Before the days of social networking and on-line profiles, I frequently failed to correctly correlate people's names to their faces. That's a nice way of saying that I forgot people's names. I'm even worse with faces, actually.
I'm so bad that I couldn't recognize my first cousin at a railroad station. ("He had a hat on," I told my then-husband, who had recognized him immediately despite having seen him only twice before.) Thank goodness most people don't have such poor facial memories, because I can usually find people because the person at the train station is looking at me, and their facial expression shows that they recognized me.
Now, when I forget a name, if I get the context right I can go through the people in my social network, and remind myself of the name. I'm pretty good at remembering names once I've read them in text, meaning my retention has gotten much better. If I'm meeting an old friend, or one I can't quite recall despite having seen him the day before, I can look them up online to remind myself.

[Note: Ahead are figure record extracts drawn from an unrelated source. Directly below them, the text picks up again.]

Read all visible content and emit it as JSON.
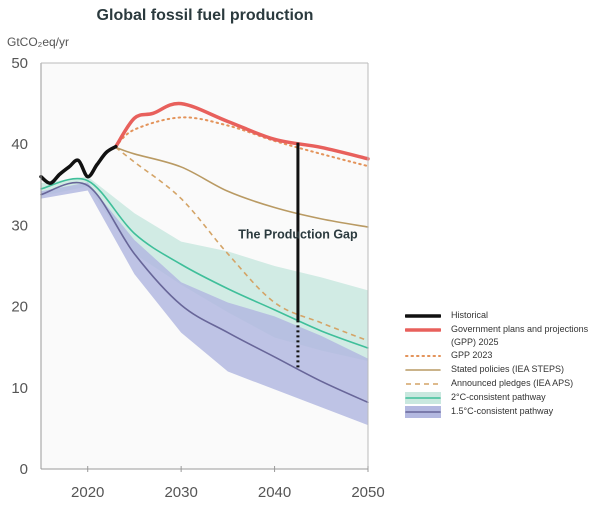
{
  "chart_data": {
    "type": "line",
    "title": "Global fossil fuel production",
    "ylabel": "GtCO₂eq/yr",
    "xlabel": "",
    "xlim": [
      2015,
      2050
    ],
    "ylim": [
      0,
      50
    ],
    "x_ticks": [
      2020,
      2030,
      2040,
      2050
    ],
    "y_ticks": [
      0,
      10,
      20,
      30,
      40,
      50
    ],
    "grid": false,
    "legend_position": "right",
    "annotation": {
      "text": "The Production Gap",
      "x": 2042.5,
      "solid_range": [
        18.3,
        40.2
      ],
      "dotted_range": [
        12.5,
        18.3
      ]
    },
    "series": [
      {
        "name": "Historical",
        "style": "solid-thick",
        "color": "#111111",
        "points": [
          [
            2015,
            36.0
          ],
          [
            2016,
            35.2
          ],
          [
            2017,
            36.3
          ],
          [
            2018,
            37.2
          ],
          [
            2019,
            38.0
          ],
          [
            2020,
            36.0
          ],
          [
            2021,
            37.5
          ],
          [
            2022,
            39.0
          ],
          [
            2023,
            39.7
          ]
        ]
      },
      {
        "name": "Government plans and projections (GPP) 2025",
        "style": "solid-thick",
        "color": "#e8605c",
        "points": [
          [
            2023,
            39.7
          ],
          [
            2025,
            43.2
          ],
          [
            2027,
            43.8
          ],
          [
            2030,
            45.0
          ],
          [
            2035,
            42.8
          ],
          [
            2040,
            40.6
          ],
          [
            2045,
            39.6
          ],
          [
            2050,
            38.2
          ]
        ]
      },
      {
        "name": "GPP 2023",
        "style": "dotted",
        "color": "#e3935a",
        "points": [
          [
            2023,
            39.7
          ],
          [
            2025,
            41.8
          ],
          [
            2030,
            43.3
          ],
          [
            2035,
            42.3
          ],
          [
            2040,
            40.4
          ],
          [
            2045,
            38.8
          ],
          [
            2050,
            37.3
          ]
        ]
      },
      {
        "name": "Stated policies (IEA STEPS)",
        "style": "solid",
        "color": "#b99a63",
        "points": [
          [
            2023,
            39.6
          ],
          [
            2025,
            38.8
          ],
          [
            2030,
            37.2
          ],
          [
            2035,
            34.2
          ],
          [
            2040,
            32.2
          ],
          [
            2045,
            30.8
          ],
          [
            2050,
            29.8
          ]
        ]
      },
      {
        "name": "Announced pledges (IEA APS)",
        "style": "dashed",
        "color": "#d4a467",
        "points": [
          [
            2023,
            39.6
          ],
          [
            2025,
            37.8
          ],
          [
            2030,
            33.3
          ],
          [
            2035,
            26.5
          ],
          [
            2040,
            20.5
          ],
          [
            2045,
            18.0
          ],
          [
            2050,
            15.8
          ]
        ]
      },
      {
        "name": "2°C-consistent pathway",
        "style": "solid",
        "color": "#3fbf9a",
        "band_color": "#c9e8df",
        "points": [
          [
            2015,
            34.5
          ],
          [
            2020,
            35.5
          ],
          [
            2025,
            29.0
          ],
          [
            2030,
            25.2
          ],
          [
            2035,
            22.2
          ],
          [
            2040,
            19.6
          ],
          [
            2045,
            17.0
          ],
          [
            2050,
            14.9
          ]
        ],
        "band_upper": [
          [
            2015,
            35.2
          ],
          [
            2020,
            36.0
          ],
          [
            2025,
            31.5
          ],
          [
            2030,
            28.0
          ],
          [
            2035,
            26.8
          ],
          [
            2040,
            25.0
          ],
          [
            2045,
            23.6
          ],
          [
            2050,
            22.0
          ]
        ],
        "band_lower": [
          [
            2015,
            33.6
          ],
          [
            2020,
            34.8
          ],
          [
            2025,
            26.5
          ],
          [
            2030,
            22.7
          ],
          [
            2035,
            19.3
          ],
          [
            2040,
            16.2
          ],
          [
            2045,
            14.6
          ],
          [
            2050,
            13.3
          ]
        ]
      },
      {
        "name": "1.5°C-consistent pathway",
        "style": "solid",
        "color": "#686699",
        "band_color": "#b3b8e0",
        "points": [
          [
            2015,
            33.8
          ],
          [
            2020,
            34.9
          ],
          [
            2025,
            26.5
          ],
          [
            2030,
            20.2
          ],
          [
            2035,
            16.8
          ],
          [
            2040,
            13.8
          ],
          [
            2045,
            10.8
          ],
          [
            2050,
            8.2
          ]
        ],
        "band_upper": [
          [
            2015,
            34.2
          ],
          [
            2020,
            35.3
          ],
          [
            2025,
            28.2
          ],
          [
            2030,
            23.0
          ],
          [
            2035,
            20.5
          ],
          [
            2040,
            18.8
          ],
          [
            2045,
            16.4
          ],
          [
            2050,
            13.6
          ]
        ],
        "band_lower": [
          [
            2015,
            33.3
          ],
          [
            2020,
            34.3
          ],
          [
            2025,
            24.0
          ],
          [
            2030,
            16.8
          ],
          [
            2035,
            12.0
          ],
          [
            2040,
            9.8
          ],
          [
            2045,
            7.6
          ],
          [
            2050,
            5.4
          ]
        ]
      }
    ]
  }
}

It's fun meeting someone for the first time and knowing what they look like, or doing a telephone interview and never meeting them and still knowing what they look like. I mean, it could be potentially fun for people who can remember those types of things. (Yes, I have been unable to recognize someone in a coffee shop despite having looked up their picture online an hour before, too.)

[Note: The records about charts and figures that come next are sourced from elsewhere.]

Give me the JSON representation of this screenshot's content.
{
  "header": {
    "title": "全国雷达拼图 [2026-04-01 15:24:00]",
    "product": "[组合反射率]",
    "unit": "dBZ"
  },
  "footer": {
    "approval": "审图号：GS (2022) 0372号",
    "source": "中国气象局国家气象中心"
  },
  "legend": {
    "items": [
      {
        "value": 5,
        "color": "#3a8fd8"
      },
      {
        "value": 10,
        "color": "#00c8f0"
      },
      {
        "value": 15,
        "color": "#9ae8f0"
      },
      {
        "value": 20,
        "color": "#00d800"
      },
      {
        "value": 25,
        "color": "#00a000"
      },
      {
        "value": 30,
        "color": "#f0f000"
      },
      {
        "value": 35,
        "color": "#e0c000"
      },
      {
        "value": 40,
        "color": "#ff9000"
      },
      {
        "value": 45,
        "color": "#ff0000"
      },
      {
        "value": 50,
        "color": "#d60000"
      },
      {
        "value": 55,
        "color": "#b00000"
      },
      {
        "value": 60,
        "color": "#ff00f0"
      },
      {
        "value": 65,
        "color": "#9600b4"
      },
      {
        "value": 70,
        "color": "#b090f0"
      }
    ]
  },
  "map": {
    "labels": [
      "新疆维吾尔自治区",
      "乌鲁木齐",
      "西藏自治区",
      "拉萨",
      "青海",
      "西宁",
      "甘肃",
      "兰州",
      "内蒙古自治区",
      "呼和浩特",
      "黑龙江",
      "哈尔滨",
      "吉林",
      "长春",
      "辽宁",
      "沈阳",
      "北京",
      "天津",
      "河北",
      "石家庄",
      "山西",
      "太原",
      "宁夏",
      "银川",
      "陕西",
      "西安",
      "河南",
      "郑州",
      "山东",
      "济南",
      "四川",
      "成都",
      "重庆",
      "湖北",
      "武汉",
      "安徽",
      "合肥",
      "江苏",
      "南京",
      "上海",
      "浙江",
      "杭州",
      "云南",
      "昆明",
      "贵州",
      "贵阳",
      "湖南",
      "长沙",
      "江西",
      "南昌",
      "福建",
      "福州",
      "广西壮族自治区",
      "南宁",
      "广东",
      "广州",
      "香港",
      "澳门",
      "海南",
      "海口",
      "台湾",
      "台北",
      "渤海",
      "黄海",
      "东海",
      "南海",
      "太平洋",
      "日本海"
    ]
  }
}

Unfortunately, my poor facial recognition skills have been replaced by non-reciprocal relationship intimacy.
I frequently update my Facebook status, which means that anyone paying attention has a fair idea of what my life probably looks like. I am fairly careful not to write anything too intimate, or anything I don't want my employer to know. However, I do update at least once a day (less on weekends usually), and my profile is public, plus I friend anyone who wants to friend me.
What this means is that I can run into someone at a networking event, and that someone I have never met before could walk up to me and say "Hi, Rebecca! How are the home repairs going?" Now I am totally out of context with the person. I don't know how I know them (I don't), they are into my personal life (because the answer to the question is that I now have a carpet with mint-green paint splashes all over it), and worst of all I don't know their name and don't know that I am not supposed to know it.
They probably know I don't know, or at the very least wouldn't be insulted if they learned I don't know, and now it is too late because instead of giving them a blank look, I did the thing they train marketing people to do, which is too look them in the eye, smile, and confidently launch myself into the conversation. This is what I call non-reciprocal relationship intimacy. If I'm lucky and the context is right, I can exchange business cards with them. Unfortunately, this doesn't work in contexts such as a roller-blading, synagogue, or a supermarket.
I've always been active in online communities, and for at least the last 5 years I have met people who asked me "Are you THE Rebecca Rachmany?" (I wonder why they ask that; there aren't any other Rebecca Rachmanys I know of.) When people asked that I knew they were either members of Digital Eve or Tech-Shoret. Now, if someone asks that, I wonder what happened to their Internet connection. Not only do people not ask, because they've seen my picture, but they also know all about my professional life, and something about my personal life (usually that I am addicted to roller-blading), and they jump right into a conversation.
At the end of the day, despite a bit of discomfort, I've found the status updates have kept my friends closer to me. Often people say they feel they know what is going on in my life even though we see one another infrequently. That's a warming feeling. Even though it often seems nobody notices, people are reading those status updates, and it is creating a bond that wouldn't otherwise be there. So.... what are you doing right now?